I have a conundrum. What does conundrum mean? Is it a type of drum?

Curious in Caracas

Dear Curious,

You raise an excellent point here. The word ‘conundrum’ from the Latin ‘con-in-drum-us’ which means ‘with drums there is loud’ leads us to believe that the Spaniards had it right when they said “Conundrums, me no like it.” That being said, not for nothing and so forth, when all is said and done and we arrive at our conclusion, the best bet is to understand. I hope I cleared this up for you.

Dear Helpy Helperson,

I could use your help. I find myself engaged to be married to a hedgehog (long story, LOL). I wish to end this engagement immediately for a variety of reasons. The main reason being that he is a mean SOB. He drinks and calls me horrible names and tried to knife me once.

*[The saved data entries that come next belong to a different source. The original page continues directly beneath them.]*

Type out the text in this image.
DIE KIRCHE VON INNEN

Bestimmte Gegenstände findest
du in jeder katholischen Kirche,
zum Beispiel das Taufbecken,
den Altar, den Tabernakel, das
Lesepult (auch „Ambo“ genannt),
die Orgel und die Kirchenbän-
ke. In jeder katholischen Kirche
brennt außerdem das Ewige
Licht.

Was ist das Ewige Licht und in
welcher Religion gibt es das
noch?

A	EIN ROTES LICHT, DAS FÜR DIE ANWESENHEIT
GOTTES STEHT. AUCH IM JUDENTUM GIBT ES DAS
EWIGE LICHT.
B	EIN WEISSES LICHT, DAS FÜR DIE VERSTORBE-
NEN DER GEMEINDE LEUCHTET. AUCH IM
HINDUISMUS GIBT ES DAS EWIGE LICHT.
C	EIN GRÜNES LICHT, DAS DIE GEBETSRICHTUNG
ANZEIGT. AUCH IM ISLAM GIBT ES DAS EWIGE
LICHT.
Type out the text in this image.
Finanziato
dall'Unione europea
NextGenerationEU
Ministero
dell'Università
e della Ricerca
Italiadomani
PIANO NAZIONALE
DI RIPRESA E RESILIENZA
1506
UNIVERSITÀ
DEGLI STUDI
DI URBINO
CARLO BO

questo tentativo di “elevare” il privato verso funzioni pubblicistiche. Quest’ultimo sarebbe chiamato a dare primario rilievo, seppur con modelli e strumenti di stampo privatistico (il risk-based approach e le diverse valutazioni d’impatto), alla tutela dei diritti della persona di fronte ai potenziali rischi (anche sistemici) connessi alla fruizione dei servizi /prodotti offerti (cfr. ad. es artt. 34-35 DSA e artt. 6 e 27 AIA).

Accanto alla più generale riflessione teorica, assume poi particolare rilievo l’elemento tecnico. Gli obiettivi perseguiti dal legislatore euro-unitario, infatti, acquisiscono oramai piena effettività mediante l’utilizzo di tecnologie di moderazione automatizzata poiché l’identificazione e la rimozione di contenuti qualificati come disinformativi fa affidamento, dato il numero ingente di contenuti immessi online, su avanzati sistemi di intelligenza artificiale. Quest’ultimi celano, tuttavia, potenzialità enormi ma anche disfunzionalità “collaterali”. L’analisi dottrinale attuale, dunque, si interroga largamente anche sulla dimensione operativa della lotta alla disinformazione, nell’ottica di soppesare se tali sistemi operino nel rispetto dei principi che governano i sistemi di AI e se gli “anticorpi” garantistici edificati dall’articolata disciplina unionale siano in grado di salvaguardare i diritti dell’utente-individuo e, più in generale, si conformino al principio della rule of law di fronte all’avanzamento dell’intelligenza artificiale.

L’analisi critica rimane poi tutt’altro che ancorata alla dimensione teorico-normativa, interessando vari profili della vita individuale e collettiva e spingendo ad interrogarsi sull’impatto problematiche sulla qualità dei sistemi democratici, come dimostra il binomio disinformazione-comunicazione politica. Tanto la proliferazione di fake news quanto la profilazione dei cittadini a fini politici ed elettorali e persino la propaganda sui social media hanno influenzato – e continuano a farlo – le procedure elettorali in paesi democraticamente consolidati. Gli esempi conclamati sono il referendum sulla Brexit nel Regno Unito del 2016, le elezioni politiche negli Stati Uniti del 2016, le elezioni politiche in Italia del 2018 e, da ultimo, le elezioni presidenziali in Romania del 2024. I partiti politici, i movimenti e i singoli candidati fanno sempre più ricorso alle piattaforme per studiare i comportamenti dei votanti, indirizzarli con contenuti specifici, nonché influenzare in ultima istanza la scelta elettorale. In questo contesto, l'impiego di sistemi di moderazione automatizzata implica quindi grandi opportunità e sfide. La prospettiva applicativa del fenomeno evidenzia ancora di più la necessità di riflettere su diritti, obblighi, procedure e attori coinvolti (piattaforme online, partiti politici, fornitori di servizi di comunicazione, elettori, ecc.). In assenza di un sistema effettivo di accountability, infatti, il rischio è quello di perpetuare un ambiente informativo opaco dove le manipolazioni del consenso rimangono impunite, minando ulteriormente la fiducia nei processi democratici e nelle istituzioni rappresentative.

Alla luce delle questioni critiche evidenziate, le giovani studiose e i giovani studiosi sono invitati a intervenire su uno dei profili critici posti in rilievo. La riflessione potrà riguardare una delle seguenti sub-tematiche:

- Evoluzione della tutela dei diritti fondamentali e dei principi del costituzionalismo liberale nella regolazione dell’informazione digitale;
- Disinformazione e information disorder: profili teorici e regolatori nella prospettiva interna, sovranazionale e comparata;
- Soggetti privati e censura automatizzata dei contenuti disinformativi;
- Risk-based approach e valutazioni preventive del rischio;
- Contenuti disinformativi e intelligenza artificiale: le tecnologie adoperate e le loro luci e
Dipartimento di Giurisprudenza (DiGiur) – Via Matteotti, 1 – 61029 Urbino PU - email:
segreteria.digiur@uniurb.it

How do I gracefully end this relationship?

Desperate in Dallas

Dear Desperate,

Of all the “I’m engaged to a hedgehog” letters I get, this one concerns me the most. Are you giving him a fair shot? Maybe the knife was supposed to be a bouquet of flowers? Maybe he drinks because he is embarrassed about being a hedgehog? What I’m saying is, give him a chance to redeem himself. Hedgehogs are notorious drinkers, but they make up for it in loyalty and love. Plus they look cute in Christmas cards. Don’t give up hope, my little dumpling. Love will find a way.